En más de un operativo se han visto trabajar de manera conjunta a la Policía Estatal Preventiva, la Policía Federal Preventiva y el Ejército. Cuyos representantes en Baja California, de forma precaria y limitada por el momento, empiezan a compartir información y responsabilidades.
Conforme a los especialistas del tema, será precisamente este trabajo de investigación e inteligencia entre las corporaciones de los tres órdenes de gobierno, lo que los guíe a concretar resultados en el combate al crimen organizado
Sin embargo, hace falta un elemento en esta nueva coordinación policíaca: Los investigadores oficiales, precisamente aquellos que por mandato deben procurar justicia en el estado y mantener el orden. Los Policías Ministeriales del Estado bajo las órdenes del procurador General de Justicia del Estado. Y los Agentes Federales de Investigación, pertenecientes a la Subprocuraduría de Investigación Especializada en Delincuencia Organizada.
Porque en honor a la institucionalidad, ni la PEP, ni la PFP ni el Ejército, son corporaciones que estén facultadas o equipadas para investigar, sin embargo ante la denuncia ciudadana, el reclamo social y la ausencia de resultados en las procuraduría y subprocuradurías, se han visto presionadas a participar en operativos e investigaciones con miras a la detención de miembros del crimen organizado y secuestradores.
La cerrazón de las corporaciones “investigadoras” como la Ministerial y la Federal de Investigaciones, ha llegado al punto de negar información a los grupos operativos que después de recibir denuncias, los han buscado para obtener datos que les permitan tener mayores elementos para concretar detenciones.

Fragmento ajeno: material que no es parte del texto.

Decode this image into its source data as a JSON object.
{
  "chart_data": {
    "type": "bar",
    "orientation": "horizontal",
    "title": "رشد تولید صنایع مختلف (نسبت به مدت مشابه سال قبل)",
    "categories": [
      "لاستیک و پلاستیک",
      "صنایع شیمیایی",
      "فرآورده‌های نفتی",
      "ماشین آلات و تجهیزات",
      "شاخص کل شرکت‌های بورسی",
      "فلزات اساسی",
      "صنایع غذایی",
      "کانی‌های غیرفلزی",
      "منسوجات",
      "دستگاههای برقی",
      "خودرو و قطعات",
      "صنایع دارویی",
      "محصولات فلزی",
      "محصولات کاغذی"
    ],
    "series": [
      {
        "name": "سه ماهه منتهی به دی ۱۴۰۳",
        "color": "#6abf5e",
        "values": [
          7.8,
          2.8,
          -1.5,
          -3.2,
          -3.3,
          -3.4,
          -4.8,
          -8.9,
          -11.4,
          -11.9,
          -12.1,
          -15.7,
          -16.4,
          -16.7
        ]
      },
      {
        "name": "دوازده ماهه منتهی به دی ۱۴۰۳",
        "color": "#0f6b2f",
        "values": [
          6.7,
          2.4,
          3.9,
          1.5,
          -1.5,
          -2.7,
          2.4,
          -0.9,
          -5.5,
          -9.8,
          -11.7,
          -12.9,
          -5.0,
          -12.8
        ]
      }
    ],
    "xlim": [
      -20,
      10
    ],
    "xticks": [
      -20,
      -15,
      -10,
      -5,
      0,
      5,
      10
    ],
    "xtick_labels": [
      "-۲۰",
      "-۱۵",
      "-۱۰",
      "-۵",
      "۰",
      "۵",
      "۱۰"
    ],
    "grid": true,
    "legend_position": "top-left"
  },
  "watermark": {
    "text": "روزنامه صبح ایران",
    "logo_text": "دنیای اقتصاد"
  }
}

La opacidad en la que se desarrollan las instituciones de investigación policíaca en el País y en Baja California, es el principal elemento para la sospecha de limpieza al interior de las mismas.
Los investigadores, pues, ni están colaborando en la lucha contra el crimen organizado, ni están proporcionando información que por otras circunstancias les ha llegado y que puede ser materia de investigación en manos de la corporación adecuada.
Total que los ministeriales y los federales de investigación ni hacen ni dejan hacer.
Uno de los argumentos dados para limitar la participación de estas agencias, específicamente de los agentes ministeriales, ha sido precisamente el alto grado de infiltración criminal en la filas de la PGE. Pero aún con este argumento oficial, no se ha visto la anunciada reingeniería en la Procuraduría por parte del Fiscal del Estado, Rommel Moreno o incluso del propio Gobernador, José Guadalupe Osuna Millán.
La participación de los Policías Ministeriales es tan necesaria como importante en la lucha del crimen organizado, mas para ello es necesario que el Gobernador cumpla su palabra de construir una corporación honesta, eficaz y con sentido de servicio social. Alejada del crimen organizado y muy cercana a la ciudadanía.
Ya es hora que los investigadores locales empiecen a realizar su labor de manera pública y eficaz, incluso coordinándose con el resto de las corporaciones para alimentarlos de información que ayude a detenciones. Que el Gobernador cumpla su palabra. Empezando por la limpia real en la Procuraduría General de Justicia del Estado.